REGISTRO DOI: 10.5281/zenodo.10582344


Aline Isadora Costa Cantuária


RESUMO

O direito processual civil sofreu significativas alterações até ser identificado como ciência, isso se deu a partir do surgimento do Estado, onde o exercício do poder foi institucionalizado por meio de regras para ordenar a sociedade. Dividida em períodos pela doutrina, que perpassam desde a era greco-romana, onde inexistiam normas escritas até o avanço com a criação da imprensa tornou acessível a divulgação de livros em prol da evolução do direito. Em outras etapas o processo civil ganhou independência, servindo atualmente de verdadeiro instrumento para realizar o direito material. Assim, as modificações na estrutura da lei processual de 1973, adicionada a evolução científica no âmbito processual e a transformação da sociedade do país, resultaram na formulação em 2015 de um novo código de processo civil, orientado a um processo justo, organizado e sistematizado, pautado em princípios fundamentais. O exercício da pretensão à tutela jurídica do Estado, através da demanda, inicia um relacionamento muito especial entre o autor e o órgão instituído para prestar jurisdição. A ele se dá o nome simples e direto de processo. Nesse contexto, estudiosos debruçaram a entender a natureza jurídica, vista atualmente como duas lentes: a do direito privado e a do direito público. O objeto do processo é o próprio pedido do autor, representado em juízo através de uma manifestação de vontade dirigida ao Estado, sobre a qual se deverá exercer a atividade jurisdicional. A finalidade também foi revelada para melhor sistematizar teoria geral do processo, aceita como meio essencial para a solução do conflito.

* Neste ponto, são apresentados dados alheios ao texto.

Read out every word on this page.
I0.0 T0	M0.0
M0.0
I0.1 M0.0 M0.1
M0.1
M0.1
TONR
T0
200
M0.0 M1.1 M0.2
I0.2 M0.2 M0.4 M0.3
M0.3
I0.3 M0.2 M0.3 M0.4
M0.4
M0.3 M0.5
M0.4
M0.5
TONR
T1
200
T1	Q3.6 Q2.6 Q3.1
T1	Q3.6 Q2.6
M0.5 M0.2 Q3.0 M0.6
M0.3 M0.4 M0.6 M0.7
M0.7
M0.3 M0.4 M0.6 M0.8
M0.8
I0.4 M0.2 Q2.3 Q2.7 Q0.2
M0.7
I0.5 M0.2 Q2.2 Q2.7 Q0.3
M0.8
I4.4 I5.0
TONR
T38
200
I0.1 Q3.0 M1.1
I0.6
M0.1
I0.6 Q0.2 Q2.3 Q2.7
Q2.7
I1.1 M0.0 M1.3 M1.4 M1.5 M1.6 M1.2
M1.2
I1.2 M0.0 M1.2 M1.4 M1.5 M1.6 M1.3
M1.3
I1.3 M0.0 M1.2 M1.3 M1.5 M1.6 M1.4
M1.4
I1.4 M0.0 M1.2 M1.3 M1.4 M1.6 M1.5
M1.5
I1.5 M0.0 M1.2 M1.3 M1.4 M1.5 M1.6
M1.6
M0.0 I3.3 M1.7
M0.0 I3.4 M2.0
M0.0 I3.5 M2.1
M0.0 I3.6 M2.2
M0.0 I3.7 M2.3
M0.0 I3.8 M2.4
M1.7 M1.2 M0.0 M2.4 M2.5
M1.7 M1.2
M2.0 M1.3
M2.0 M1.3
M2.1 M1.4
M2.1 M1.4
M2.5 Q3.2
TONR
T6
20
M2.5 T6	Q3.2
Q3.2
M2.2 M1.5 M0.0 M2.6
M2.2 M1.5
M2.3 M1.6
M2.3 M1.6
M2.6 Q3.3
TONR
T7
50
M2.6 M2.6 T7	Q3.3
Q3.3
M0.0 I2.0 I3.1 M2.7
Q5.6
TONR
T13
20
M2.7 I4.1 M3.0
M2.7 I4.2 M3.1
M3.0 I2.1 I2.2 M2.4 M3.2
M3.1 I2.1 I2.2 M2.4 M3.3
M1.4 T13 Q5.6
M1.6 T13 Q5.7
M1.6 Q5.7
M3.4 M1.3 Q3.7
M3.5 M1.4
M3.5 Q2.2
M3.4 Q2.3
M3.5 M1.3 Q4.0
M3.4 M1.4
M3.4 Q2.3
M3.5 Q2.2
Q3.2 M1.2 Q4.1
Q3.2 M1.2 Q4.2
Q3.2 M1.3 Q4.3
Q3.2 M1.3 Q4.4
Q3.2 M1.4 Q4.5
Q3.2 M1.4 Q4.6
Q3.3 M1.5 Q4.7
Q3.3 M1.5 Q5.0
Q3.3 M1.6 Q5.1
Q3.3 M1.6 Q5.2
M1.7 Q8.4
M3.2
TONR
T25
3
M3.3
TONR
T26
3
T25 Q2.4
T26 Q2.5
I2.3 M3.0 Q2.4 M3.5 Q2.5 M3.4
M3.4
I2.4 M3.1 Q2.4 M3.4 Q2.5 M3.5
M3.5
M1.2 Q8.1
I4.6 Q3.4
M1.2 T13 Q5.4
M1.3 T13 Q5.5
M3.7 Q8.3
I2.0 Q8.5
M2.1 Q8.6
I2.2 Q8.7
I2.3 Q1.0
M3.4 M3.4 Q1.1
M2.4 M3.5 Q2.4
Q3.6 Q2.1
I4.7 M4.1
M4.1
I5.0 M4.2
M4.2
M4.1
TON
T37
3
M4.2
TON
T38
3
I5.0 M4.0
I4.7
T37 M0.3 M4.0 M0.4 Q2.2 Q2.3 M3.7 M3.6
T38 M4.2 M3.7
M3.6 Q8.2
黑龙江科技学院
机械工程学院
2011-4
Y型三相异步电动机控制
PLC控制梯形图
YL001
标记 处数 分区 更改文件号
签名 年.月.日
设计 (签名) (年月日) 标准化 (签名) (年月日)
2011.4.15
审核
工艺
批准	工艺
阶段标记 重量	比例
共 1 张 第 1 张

Palavras-chaves: direito processual, objeto, finalidade, fontes e princípios gerais.

INTRODUÇÃO 

O processo civil é um grande alicerce para a sociedade, pois serve como meio para atingir a paz social e atender as necessidades contemporâneas das relações jurídicas. Os litígios para serem resolvidos, devem ser submetidos ao poder jurisdicional do Estado. 

Nesse contexto, como fonte de conhecimento, o processo é relativo, pois pode variar conforme as mutações da sociedade. Dessa maneira, esse instrumento passou por diversas modificações ao longo do tempo até se adequar ao estilo moderno. Dessas transformações originaram-se conceitos, definiram-se as fontes das regras processuais e também formularam-se postulados gerais, denominados princípios. Assim, desenvolveu-se a teoria geral do processo civil. 

Dinamarco afirma, que as normativas que compõem o Direito Processual Civil buscam satisfazer o direito do jurisdicionado em tempo útil e de modo eficiente. Para o autor, o mais grave dos problemas é a excessiva duração dos processos, que torna difícil a solução dos litígios em tempo razoável. 

EVOLUÇÃO HISTÓRICA 

Em meados do século XX, o direito processual moderno começou a ser reconhecido como ciência. A partir do surgimento do Estado, a institucionalização do poder se fez por meio de regras para controlar e ordenar a sociedade (Alvim, 2016). Nesse cenário, a história do direito processual pode ser dividida em cinco períodos: 

Para o autor acima, inicialmente, o primitismo, marcado pela era greco-romana, seguida pelo processo germânico. Na época dos gregos inexistiam normas processuais, apenas concepções formadas em determinadas exposições acerca do funcionamento da justiça. Não havia normas escritas especificamente para o processo, no qual predominava o uso da retórica e da oralidade. 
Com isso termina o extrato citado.